Isabelle Rabineau, sur son site, parle de Jonathan Safran Foer ainsi : « Je pense très sérieusement que Jonathan Safran Foer est un oiseau. Doué d'un talent d'écriture désarmant, comme tous les oiseaux, nyctalopes et autres migrateurs, dont les ailes dessinent l'espace, incarnent le temps, repèrent des odeurs, des tropismes, des automatismes et des séries. Pour ces oiseaux-là, l'espace est une ellipse : diagonales, coupes, survols et suspensions. Une page bleue en quelque sorte.»

« - Oui, c'est pour ça que j'ai inventé un appareil qui détecterait les oiseaux quand ils sont incroyablement près d'un immeuble et déclencherait à partir d'un autre gratte-ciel un cri extrêmement fort vers lequel ils seraient attirés.
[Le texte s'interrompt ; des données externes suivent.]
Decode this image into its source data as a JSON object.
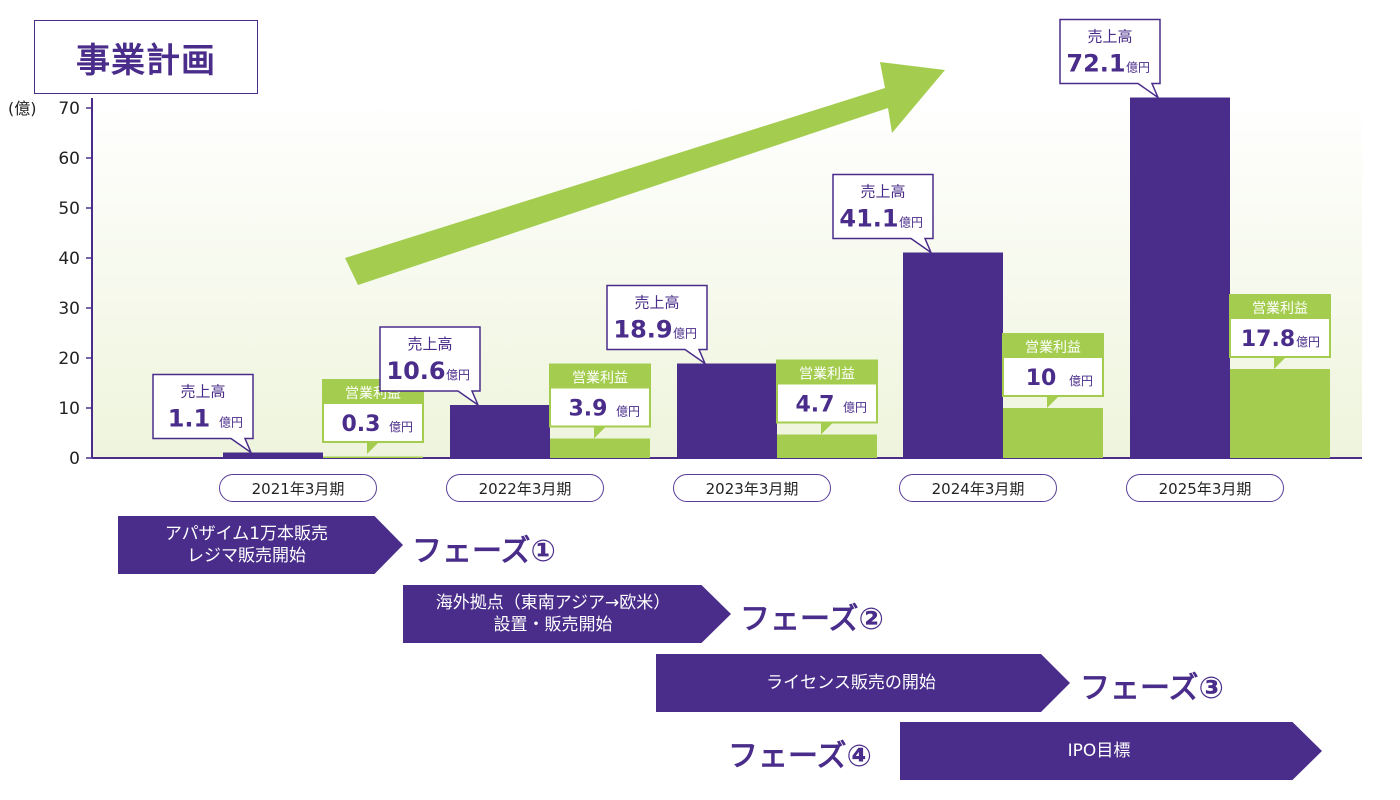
{
  "page_title": "事業計画",
  "chart_data": {
    "type": "bar",
    "unit_label": "(億)",
    "ylim": [
      0,
      70
    ],
    "yticks": [
      "0",
      "10",
      "20",
      "30",
      "40",
      "50",
      "60",
      "70"
    ],
    "categories": [
      "2021年3月期",
      "2022年3月期",
      "2023年3月期",
      "2024年3月期",
      "2025年3月期"
    ],
    "series": [
      {
        "name": "売上高",
        "values": [
          1.1,
          10.6,
          18.9,
          41.1,
          72.1
        ],
        "color": "#4a2d8a",
        "labels": [
          "1.1",
          "10.6",
          "18.9",
          "41.1",
          "72.1"
        ]
      },
      {
        "name": "営業利益",
        "values": [
          0.3,
          3.9,
          4.7,
          10,
          17.8
        ],
        "color": "#a4cd4f",
        "labels": [
          "0.3",
          "3.9",
          "4.7",
          "10",
          "17.8"
        ]
      }
    ],
    "value_unit": "億円",
    "grid": false
  },
  "phases": [
    {
      "text_lines": [
        "アパザイム1万本販売",
        "レジマ販売開始"
      ],
      "label": "フェーズ①"
    },
    {
      "text_lines": [
        "海外拠点（東南アジア→欧米）",
        "設置・販売開始"
      ],
      "label": "フェーズ②"
    },
    {
      "text_lines": [
        "ライセンス販売の開始"
      ],
      "label": "フェーズ③"
    },
    {
      "text_lines": [
        "IPO目標"
      ],
      "label": "フェーズ④"
    }
  ],
  "colors": {
    "purple": "#4a2d8a",
    "green": "#a4cd4f",
    "arrow": "#a4cd4f"
  }
}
Ce serait comme s'ils rebondissaient de l'un à l'autre.» (p.323)

Des inventions comme celle-ci, Oskar, 9 ans, en élabore beaucoup. Par ce moyen , il tente de pallier au vide laissé par la mort de son père lors des attentats du 11 septembre 2001 à New York. Une mort incompréhensible pour Oskar, qui tente alors de découvrir la vérité après avoir trouvé une mystérieuse clé dans les affaires de son père. Une quête qui va le mener aux quatre coins de New York à la recherche de son père, de sa famille, de son histoire. Parallèlement à cette quête, nous suivons le récit des grands-parents d'Oskar, qui relatent leur rencontre, leur tentative de fonder une famille malgré ce qu'ils ont vécu lors de la Seconde Guerre Mondiale à Dresde à travers des lettres envoyées à leur fils (le père d'Oskar).
On comprend peu à peu la fuite du grand-père d'Oskar, obsédé par un passé horrible. Un homme incapable de transmettre la vie après avoir côtoyer la mort. Sa femme, elle, se réfugie au contraire dans la maternité pour oublier, un peu.
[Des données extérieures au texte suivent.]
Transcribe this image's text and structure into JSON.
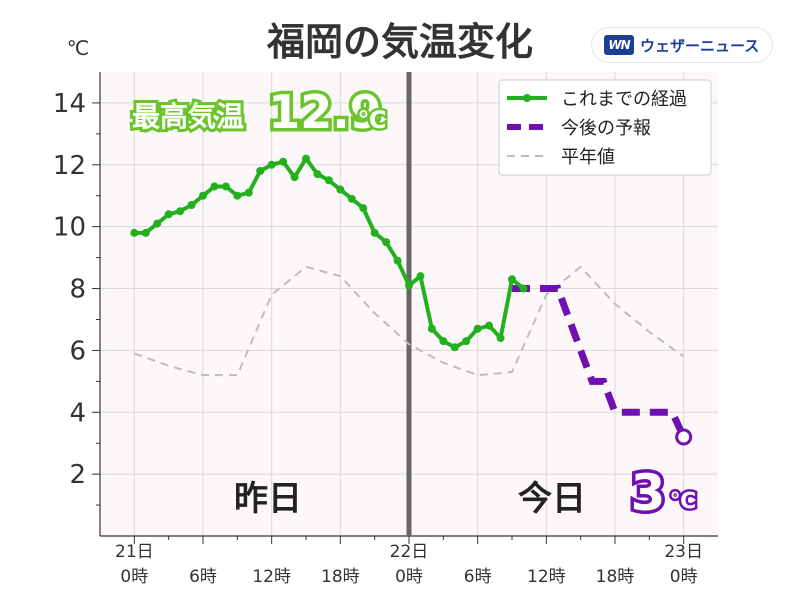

L'auteur mêle à son texte des photos en rapport avec l'histoire (beaucoup de serrures et de clés !), et se permet quelques effets de style pour rendre son propos encore plus émouvant. Comme cette lettre écrite par le grand-père le 12 avril 1978 («Pourquoi je ne suis pas là où tu es») racontant le bombardement de Dresde dans toute son horreur.
Les fautes de frappe, d'orthographe et de grammaire sont cerclés de rouge, donnant l'effet d'une copie corrigée, alors que la description de ces instants d'horreur, de ces moments qui ont traumatisé à jamais l'auteur de la lettre (et bien d'autres personnes) sont si bouleversants. Par le désespoir décrit dans les yeux des animaux du zoo qu'il faut abattre, c'est toute la folie de l'humanité qui transparaît.
Ces mots, cerclés de rouge, comme des larmes de sang versées à la lecture de ce texte...
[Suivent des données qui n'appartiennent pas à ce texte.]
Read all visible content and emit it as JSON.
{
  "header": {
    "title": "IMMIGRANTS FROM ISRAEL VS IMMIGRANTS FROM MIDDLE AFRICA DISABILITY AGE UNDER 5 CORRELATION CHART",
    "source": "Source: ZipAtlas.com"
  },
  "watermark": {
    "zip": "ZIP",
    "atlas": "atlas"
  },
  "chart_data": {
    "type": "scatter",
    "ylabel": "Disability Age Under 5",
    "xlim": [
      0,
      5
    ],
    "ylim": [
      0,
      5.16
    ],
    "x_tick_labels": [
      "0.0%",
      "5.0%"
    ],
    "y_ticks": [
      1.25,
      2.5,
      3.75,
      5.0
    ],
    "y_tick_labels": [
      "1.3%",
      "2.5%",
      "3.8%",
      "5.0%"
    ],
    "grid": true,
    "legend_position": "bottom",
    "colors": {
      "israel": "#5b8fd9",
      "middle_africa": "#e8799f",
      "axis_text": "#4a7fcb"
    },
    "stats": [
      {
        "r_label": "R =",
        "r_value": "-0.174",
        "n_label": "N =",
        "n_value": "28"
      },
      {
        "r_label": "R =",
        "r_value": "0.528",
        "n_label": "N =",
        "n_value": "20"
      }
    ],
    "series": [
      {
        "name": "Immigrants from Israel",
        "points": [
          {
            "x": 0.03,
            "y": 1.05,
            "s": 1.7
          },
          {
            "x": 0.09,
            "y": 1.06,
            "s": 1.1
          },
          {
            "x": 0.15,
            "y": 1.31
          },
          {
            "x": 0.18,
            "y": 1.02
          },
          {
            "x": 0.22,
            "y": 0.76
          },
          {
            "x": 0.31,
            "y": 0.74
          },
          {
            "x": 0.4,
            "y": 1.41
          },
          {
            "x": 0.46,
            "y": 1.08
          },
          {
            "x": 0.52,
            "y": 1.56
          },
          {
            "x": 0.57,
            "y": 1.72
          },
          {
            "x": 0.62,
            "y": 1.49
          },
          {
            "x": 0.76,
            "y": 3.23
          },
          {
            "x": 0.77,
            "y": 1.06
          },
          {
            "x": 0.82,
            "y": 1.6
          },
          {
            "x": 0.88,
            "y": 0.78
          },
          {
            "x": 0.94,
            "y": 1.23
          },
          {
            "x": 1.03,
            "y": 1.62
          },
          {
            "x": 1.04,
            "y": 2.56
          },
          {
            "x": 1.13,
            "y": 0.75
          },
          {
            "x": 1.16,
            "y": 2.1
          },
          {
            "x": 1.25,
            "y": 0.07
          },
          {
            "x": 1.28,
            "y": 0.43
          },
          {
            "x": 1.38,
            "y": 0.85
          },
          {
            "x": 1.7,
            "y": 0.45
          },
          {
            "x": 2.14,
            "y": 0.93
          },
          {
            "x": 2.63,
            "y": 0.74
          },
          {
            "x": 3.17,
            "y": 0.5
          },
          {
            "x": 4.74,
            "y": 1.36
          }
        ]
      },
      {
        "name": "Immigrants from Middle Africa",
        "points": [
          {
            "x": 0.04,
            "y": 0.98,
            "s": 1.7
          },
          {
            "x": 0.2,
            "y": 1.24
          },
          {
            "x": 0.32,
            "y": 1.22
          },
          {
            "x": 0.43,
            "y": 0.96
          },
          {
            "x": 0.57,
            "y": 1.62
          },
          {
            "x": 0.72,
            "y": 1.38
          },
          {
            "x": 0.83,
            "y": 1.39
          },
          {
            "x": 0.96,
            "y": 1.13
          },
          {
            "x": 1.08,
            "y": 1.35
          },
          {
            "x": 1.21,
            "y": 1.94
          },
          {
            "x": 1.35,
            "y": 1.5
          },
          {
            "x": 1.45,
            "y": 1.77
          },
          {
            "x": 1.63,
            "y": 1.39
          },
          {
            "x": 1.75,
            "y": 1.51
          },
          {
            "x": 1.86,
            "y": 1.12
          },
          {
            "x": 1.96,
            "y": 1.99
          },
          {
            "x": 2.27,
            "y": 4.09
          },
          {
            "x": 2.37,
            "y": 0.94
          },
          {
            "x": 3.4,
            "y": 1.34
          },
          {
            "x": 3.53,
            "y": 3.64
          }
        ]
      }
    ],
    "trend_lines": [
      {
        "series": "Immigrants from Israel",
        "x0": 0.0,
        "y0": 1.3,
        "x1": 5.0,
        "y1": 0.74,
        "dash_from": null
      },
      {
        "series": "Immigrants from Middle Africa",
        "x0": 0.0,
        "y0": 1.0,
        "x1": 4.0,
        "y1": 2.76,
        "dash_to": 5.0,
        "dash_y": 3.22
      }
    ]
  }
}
Il s'agit du texte le plus émouvant que j'ai lu sur les attentats du 11 septembre et sur l'ampleur d'un tel acte dans la mémoire collective de toute une population.
Ce livre foisonne de trouvailles réjouissantes, d'informations historiques (sur la Seconde Guerre Mondiale, sur New York) captivantes, de personnages loufoques (la dame de l'Empire State Building) charmants, ou bouleversants (à commencer par Oskar). On se laisse entraîner dans cette quête de serrure mystérieuse. La clé trouvée par Oskar n'ouvrira peut-être pas ce qu'il espère au départ, mais elle lui permettra d'ouvrir les nombreux recoins de son coeur qui lui restaient infranchissables, et de réaliser un deuil véritable.
Une belle leçon de vie et d'amour.
Si Jonathan Safran Foer et Nicole Krauss n'étaient pas déjà mari et femme à la ville, il me serait venu à l'idée de les présenter tant ils me semblent vibrer des mêmes sensibilités.

Je vous parle très bientôt de L'histoire de l'amour, de Nicole Krauss...

Ajout : voici un article très intéressant sur Jonathan Safran Foer et Nicole Krauss, paru dans le journal Voir du jeudi 8 février 2007.

4 commentaires:

Bavardage sens dessus dessous sur la culture et la communication, la communication de la culture et la culture de la communication a dit...

J'achète !
(c'est bien les vacances !!!)
(bonne année !)

Anonyme a dit...

Ah oui ! L'article du Voir m'avait vraiment donné le goût de les lire ces deux là. Et là encore plus, il a l'air tellement inspirant que j'aurais envie de les inviter à souper, lui et Nicole. J'sais pas si ce sera possible...

Sylvie Fusade a dit...

J'ai encore un peu pleuré. J'aurais voulu lui parler de tous les mensonges que j'avais dû lui conter. Et puis j'aurais voulu qu'après elle me dise que ça ne faisait rien, parce-que des fois il faut faire quelque chose de mal pour faire quelque chose de bien..." ce passge final du livre m'a renversée et c'est en pleurant que j'ai pensé à ces milliers de contradictions que dans lesquelles je me débats si souvent. : être une étoile parmi les étoiles au firmament des doutes et des certitudes. C'est magnifique.
Bye Laeti !

Sylvie Fusade a dit...

J'ai encore un peu pleuré. J'aurais voulu lui parler de tous les mensonges que j'avais dû lui conter. Et puis j'aurais voulu qu'après elle me dise que ça ne faisait rien, parce-que des fois il faut faire quelque chose de mal pour faire quelque chose de bien..." ce passage final du livre m'a renversée et c'est en pleurant que j'ai pensé à ces milliers de contradictions que dans lesquelles je me débats si souvent. : être une étoile parmi les étoiles au firmament des doutes et des certitudes. Ce petit garçon, c'est moi, c'est toi, c'est nous tous lorsque nous sommes connectés à nos sentiments.C'est magnifique.
Bye Laeti !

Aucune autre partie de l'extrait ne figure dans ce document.